Von Beginn an begleiten Mitarbeitende der Uni Gießen das Agroforstsystem mit unterschiedlichen wissenschaftlichen Fragestellungen. Es werden Bodenproben analysiert, das Gehölzwachstum und die Erträge der Ackerkulturen gemessen sowie das Aufkommen von Fauna und Flora untersucht. Langfristig ist es auch das Ziel die Effektivität der Baumreihen im Hinblick auf die Erosionsreduktion zu untersuchen. Neben neuen Forschungsprojekten, die verschiedene Aspekte der Agroforstsysteme untersuchen, gibt es seit diesem Jahr auch eine Gruppe an Bürgerwissenschaftler*innen, die im Agroforstsystem auf dem Gladbacherhof Untersuchungen zu Boden, Tieren und Pflanzen durchführt. Die nächsten Treffen der Lokalgruppe werden in den Tagen vom 27.-30.07.2024 stattfinden. Interessierte können sich gerne unter melden.

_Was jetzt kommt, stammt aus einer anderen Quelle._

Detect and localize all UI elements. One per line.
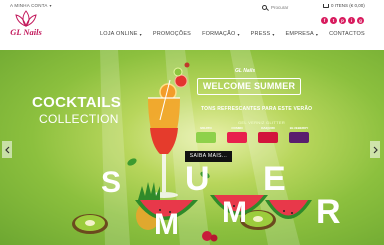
site-logo[interactable]: GL Nails <box>6 10 46 42</box>
nav-item-loja-online[interactable]: LOJA ONLINE ▾ <box>100 31 142 37</box>
google-plus-icon[interactable]: g <box>357 17 364 24</box>
nav-label: FORMAÇÃO <box>202 31 236 37</box>
facebook-icon[interactable]: f <box>321 17 328 24</box>
hero-banner: COCKTAILS COLLECTION GL Nails WELCOME SU… <box>0 50 384 245</box>
instagram-icon[interactable]: i <box>348 17 355 24</box>
swatch-label: DAIQUIRI <box>261 126 275 130</box>
chevron-down-icon: ▾ <box>315 31 319 37</box>
chevron-left-icon <box>4 146 9 153</box>
twitter-icon[interactable]: t <box>330 17 337 24</box>
carousel-prev-button[interactable] <box>2 141 12 158</box>
summer-letter-m2: M <box>222 196 247 229</box>
carousel-next-button[interactable] <box>370 141 380 158</box>
swatch-label: BLUEBERRY <box>289 126 309 130</box>
search-box[interactable] <box>262 3 310 11</box>
chevron-down-icon: ▾ <box>49 3 52 8</box>
swatch-cosmo: COSMO <box>227 126 247 143</box>
main-nav: LOJA ONLINE ▾ PROMOÇÕES FORMAÇÃO ▾ PRESS ▾ … <box>100 31 365 37</box>
hero-tagline: TONS REFRESCANTES PARA ESTE VERÃO <box>201 106 313 112</box>
swatch-blueberry: BLUEBERRY <box>289 126 309 143</box>
nav-label: CONTACTOS <box>329 31 365 37</box>
nav-label: EMPRESA <box>285 31 314 37</box>
summer-letter-s: S <box>101 166 122 199</box>
pinterest-icon[interactable]: p <box>339 17 346 24</box>
swatch-daiquiri: DAIQUIRI <box>258 126 278 143</box>
summer-letter-m1: M <box>154 208 179 241</box>
chevron-down-icon: ▾ <box>272 31 275 37</box>
swatch-label: MOJITO <box>200 126 212 130</box>
social-links: f t p i g <box>321 17 364 24</box>
nav-item-formacao[interactable]: FORMAÇÃO ▾ <box>202 31 240 37</box>
chevron-down-icon: ▾ <box>237 31 240 37</box>
account-label: A MINHA CONTA <box>10 3 48 8</box>
nav-label: LOJA ONLINE <box>100 31 138 37</box>
swatch-mojito: MOJITO <box>196 126 216 143</box>
chevron-right-icon <box>373 146 378 153</box>
swatch-label: COSMO <box>231 126 243 130</box>
search-icon[interactable] <box>262 4 267 10</box>
summer-letter-r: R <box>316 193 341 231</box>
cart-text: 0 ITENS (€ 0,00) <box>331 3 365 8</box>
nav-label: PRESS <box>250 31 271 37</box>
nav-item-empresa[interactable]: EMPRESA ▾ <box>286 31 319 37</box>
nav-item-press[interactable]: PRESS ▾ <box>251 31 275 37</box>
raspberry-icon <box>202 231 212 241</box>
my-account-menu[interactable]: A MINHA CONTA ▾ <box>10 3 52 8</box>
nav-label: PROMOÇÕES <box>152 31 192 37</box>
cart-summary[interactable]: 0 ITENS (€ 0,00) <box>323 3 365 8</box>
search-input[interactable] <box>271 4 309 10</box>
welcome-summer-title: WELCOME SUMMER <box>197 78 301 95</box>
mint-leaf-icon <box>127 158 137 166</box>
nav-item-contactos[interactable]: CONTACTOS <box>329 31 365 37</box>
color-swatches: MOJITO COSMO DAIQUIRI BLUEBERRY <box>196 126 309 143</box>
top-utility-bar: A MINHA CONTA▾ 0 ITENS (€ 0,00) <box>0 0 384 14</box>
lotus-icon <box>15 10 37 27</box>
summer-letter-u: U <box>185 160 210 198</box>
collection-title: COLLECTION <box>39 112 119 126</box>
cocktails-title: COCKTAILS <box>32 94 122 111</box>
nav-item-promocoes[interactable]: PROMOÇÕES <box>153 31 191 37</box>
hero-brand-label: GL Nails <box>235 68 256 74</box>
grapefruit-slice-icon <box>174 74 188 88</box>
gel-glitter-label: GEL VERNIZ GLITTER <box>238 120 286 125</box>
logo-text: GL Nails <box>10 27 42 37</box>
chevron-down-icon: ▾ <box>139 31 142 37</box>
cart-icon <box>323 3 329 8</box>
summer-letter-e: E <box>263 160 286 198</box>
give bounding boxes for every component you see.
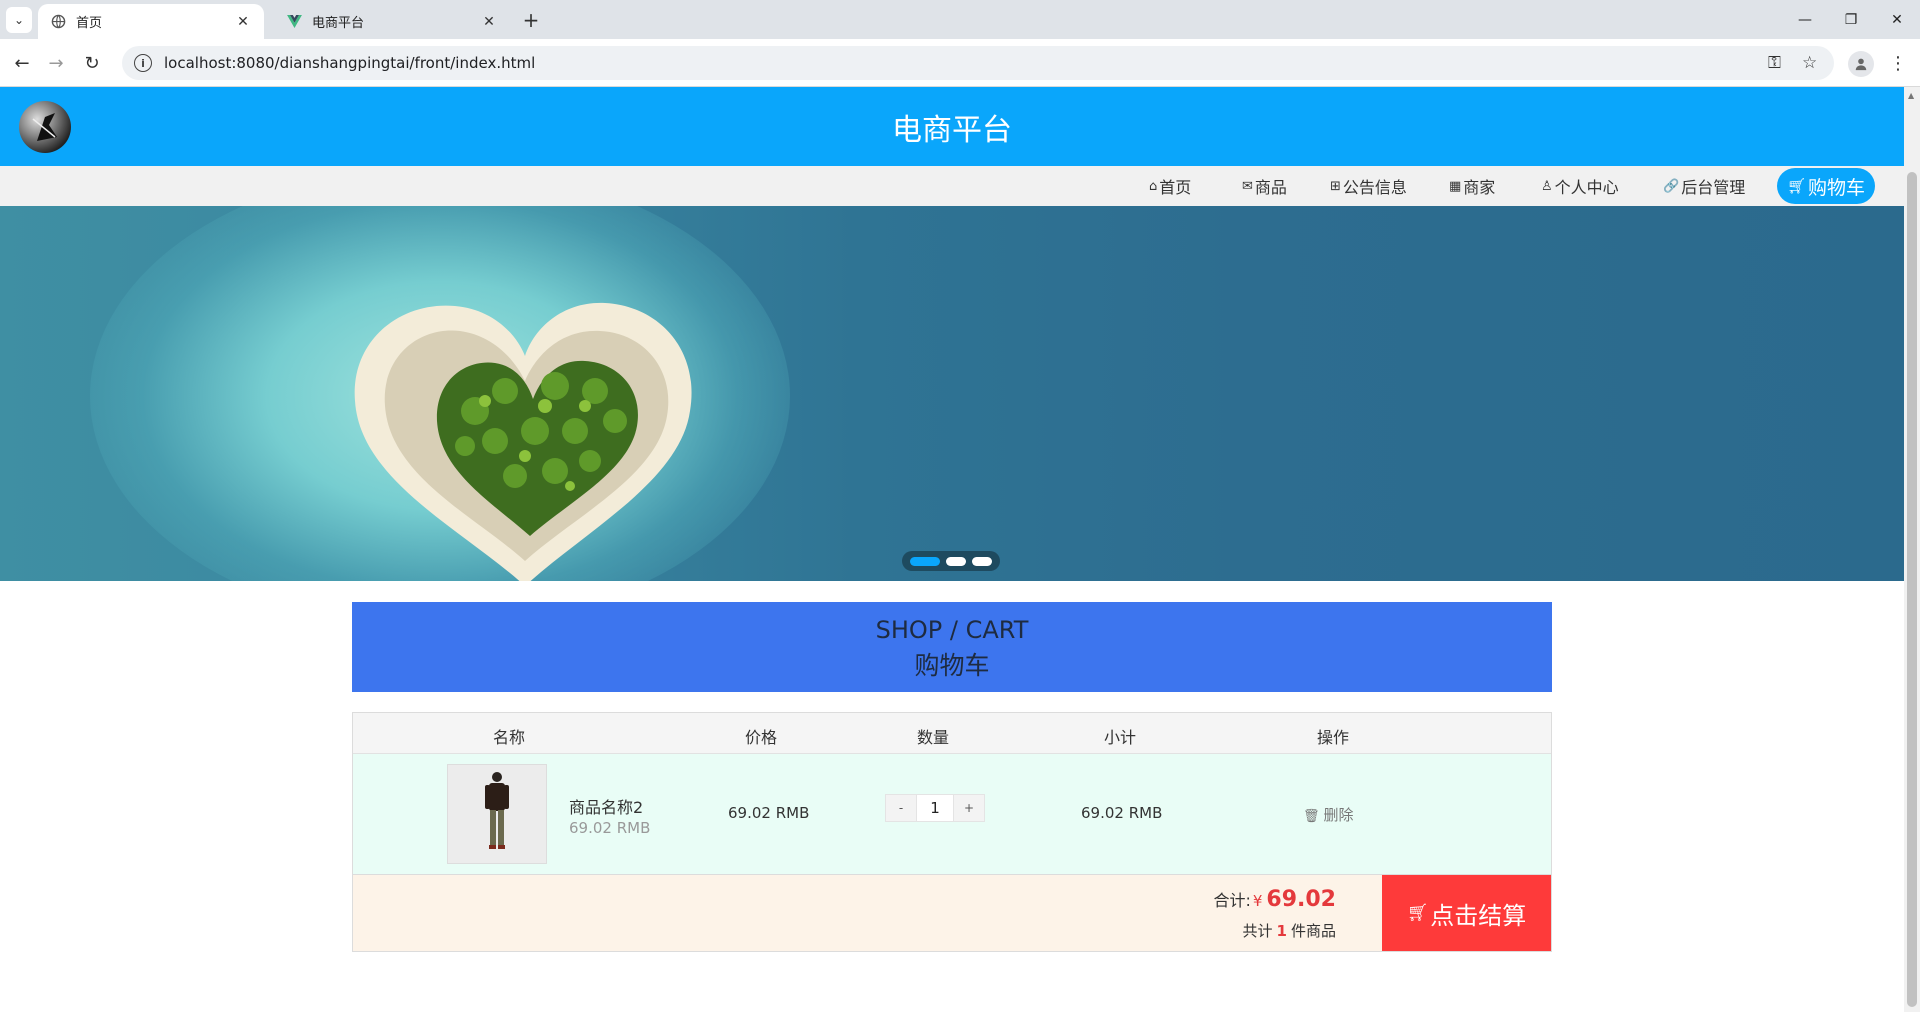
- nav-item-goods[interactable]: ✉ 商品: [1242, 166, 1287, 206]
- total-label: 合计:: [1213, 891, 1251, 910]
- hero-carousel[interactable]: [0, 206, 1904, 581]
- nav-item-label: 后台管理: [1681, 178, 1746, 197]
- item-subtotal: 69.02 RMB: [1081, 804, 1163, 822]
- reload-icon[interactable]: ↻: [78, 49, 106, 77]
- site-header: 电商平台: [0, 87, 1904, 166]
- user-icon: ♙: [1541, 178, 1553, 194]
- carousel-dot[interactable]: [910, 556, 940, 566]
- main-nav: ⌂ 首页 ✉ 商品 ⊞ 公告信息 ▦ 商家 ♙ 个人中心 🔗 后台管理 🛒︎ 购物车: [0, 166, 1904, 206]
- site-logo[interactable]: [19, 101, 71, 153]
- checkout-button[interactable]: 🛒︎ 点击结算: [1382, 875, 1551, 951]
- nav-item-label: 购物车: [1808, 176, 1866, 199]
- heart-island-image: [354, 302, 692, 581]
- product-name[interactable]: 商品名称2: [569, 794, 643, 818]
- cart-icon: 🛒︎: [1787, 177, 1807, 195]
- table-row: 商品名称2 69.02 RMB 69.02 RMB - 1 + 69.02 RM…: [353, 754, 1551, 875]
- nav-item-label: 个人中心: [1554, 178, 1619, 197]
- column-header-subtotal: 小计: [1104, 728, 1137, 747]
- bookmark-star-icon[interactable]: ☆: [1802, 46, 1817, 80]
- quantity-stepper: - 1 +: [885, 794, 985, 822]
- nav-item-profile[interactable]: ♙ 个人中心: [1541, 166, 1619, 206]
- section-title-en: SHOP / CART: [875, 616, 1029, 644]
- delete-label: 删除: [1323, 806, 1354, 824]
- qty-increase-button[interactable]: +: [954, 795, 984, 821]
- site-info-icon[interactable]: i: [134, 54, 152, 72]
- nav-item-label: 公告信息: [1342, 178, 1407, 197]
- scroll-up-arrow-icon[interactable]: ▲: [1908, 91, 1914, 100]
- browser-menu-icon[interactable]: ⋮: [1888, 49, 1908, 77]
- carousel-dot[interactable]: [946, 556, 966, 566]
- page-scrollbar[interactable]: ▲: [1904, 87, 1920, 1012]
- currency-symbol: ¥: [1252, 892, 1263, 910]
- nav-item-merchant[interactable]: ▦ 商家: [1449, 166, 1495, 206]
- link-icon: 🔗: [1663, 178, 1680, 194]
- count-suffix: 件商品: [1290, 922, 1336, 940]
- browser-tab-shop[interactable]: 电商平台 ✕: [274, 4, 510, 39]
- url-text: localhost:8080/dianshangpingtai/front/in…: [164, 54, 536, 72]
- qty-decrease-button[interactable]: -: [886, 795, 916, 821]
- section-title-cn: 购物车: [914, 651, 990, 680]
- tab-search-button[interactable]: ⌄: [6, 7, 32, 33]
- profile-avatar-icon[interactable]: [1848, 51, 1874, 77]
- close-tab-icon[interactable]: ✕: [480, 13, 498, 31]
- web-page: 电商平台 ⌂ 首页 ✉ 商品 ⊞ 公告信息 ▦ 商家 ♙ 个人中心 🔗 后台管理 🛒︎ 购物车: [0, 87, 1904, 1012]
- cart-item-count: 共计 1 件商品: [1243, 920, 1336, 941]
- nav-item-home[interactable]: ⌂ 首页: [1149, 166, 1191, 206]
- browser-tab-home[interactable]: 首页 ✕: [38, 4, 264, 39]
- nav-item-label: 首页: [1159, 178, 1192, 197]
- cart-icon: 🛒︎: [1406, 903, 1429, 923]
- cart-summary: 合计: ¥ 69.02 共计 1 件商品 🛒︎ 点击结算: [353, 875, 1551, 951]
- tab-title: 电商平台: [312, 16, 365, 31]
- forward-arrow-icon[interactable]: →: [42, 49, 70, 77]
- new-tab-button[interactable]: +: [520, 8, 542, 32]
- product-image[interactable]: [447, 764, 547, 864]
- tab-title: 首页: [76, 16, 103, 31]
- nav-item-notice[interactable]: ⊞ 公告信息: [1330, 166, 1407, 206]
- nav-item-admin[interactable]: 🔗 后台管理: [1663, 166, 1745, 206]
- total-amount: 69.02: [1266, 887, 1336, 912]
- back-arrow-icon[interactable]: ←: [8, 49, 36, 77]
- cart-section-title: SHOP / CART 购物车: [352, 602, 1552, 692]
- browser-tab-strip: ⌄ 首页 ✕ 电商平台 ✕ + — ❐ ✕: [0, 0, 1920, 39]
- carousel-indicators: [902, 551, 1000, 571]
- count-prefix: 共计: [1242, 922, 1273, 940]
- address-bar[interactable]: i localhost:8080/dianshangpingtai/front/…: [122, 46, 1834, 80]
- minimize-window-icon[interactable]: —: [1782, 0, 1828, 39]
- trash-icon: 🗑︎: [1303, 809, 1320, 824]
- column-header-name: 名称: [493, 728, 526, 747]
- item-price: 69.02 RMB: [728, 804, 810, 822]
- cart-total: 合计: ¥ 69.02: [1213, 887, 1336, 912]
- nav-item-label: 商家: [1463, 178, 1496, 197]
- cart-table: 名称 价格 数量 小计 操作 商品名称2 69.02 RMB 69.02 RMB…: [352, 712, 1552, 952]
- checkout-label: 点击结算: [1430, 901, 1527, 930]
- site-title: 电商平台: [892, 112, 1012, 148]
- delete-item-button[interactable]: 🗑︎ 删除: [1303, 804, 1354, 825]
- gift-icon: ⊞: [1330, 178, 1341, 194]
- qty-input[interactable]: 1: [916, 795, 954, 821]
- vue-logo-icon: [286, 14, 302, 30]
- column-header-qty: 数量: [917, 728, 950, 747]
- nav-item-cart[interactable]: 🛒︎ 购物车: [1777, 168, 1876, 204]
- cart-table-header: 名称 价格 数量 小计 操作: [353, 713, 1551, 754]
- globe-icon: [50, 14, 66, 30]
- nav-item-label: 商品: [1254, 178, 1287, 197]
- column-header-price: 价格: [745, 728, 778, 747]
- calendar-icon: ▦: [1449, 178, 1462, 194]
- product-unit-price: 69.02 RMB: [569, 819, 651, 837]
- close-window-icon[interactable]: ✕: [1874, 0, 1920, 39]
- scrollbar-thumb[interactable]: [1907, 172, 1917, 1007]
- close-tab-icon[interactable]: ✕: [234, 13, 252, 31]
- mail-icon: ✉: [1242, 178, 1253, 194]
- browser-toolbar: ← → ↻ i localhost:8080/dianshangpingtai/…: [0, 39, 1920, 87]
- column-header-ops: 操作: [1317, 728, 1350, 747]
- carousel-dot[interactable]: [972, 556, 992, 566]
- home-icon: ⌂: [1149, 178, 1158, 194]
- count-number: 1: [1276, 922, 1287, 940]
- restore-window-icon[interactable]: ❐: [1828, 0, 1874, 39]
- password-key-icon[interactable]: ⚿: [1768, 46, 1781, 80]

Wenn Greifvögel junge Bäume anfliegen und als Ansitz für ihre Jagd nehmen knicken sie öfters den obersten Trieb der Bäume ab. Um dies zu verhindern ist das Aufstellen mehrerer Sitzstangen für Greifvögel sinnvoll. Die Mitarbeitenden und Forschenden haben deshalb eine leicht zu bauende Version mit Materialkosten von ca. 10 € entwickelt, die mit geringem Aufwand mobil auf den Flächen versetzt werden kann.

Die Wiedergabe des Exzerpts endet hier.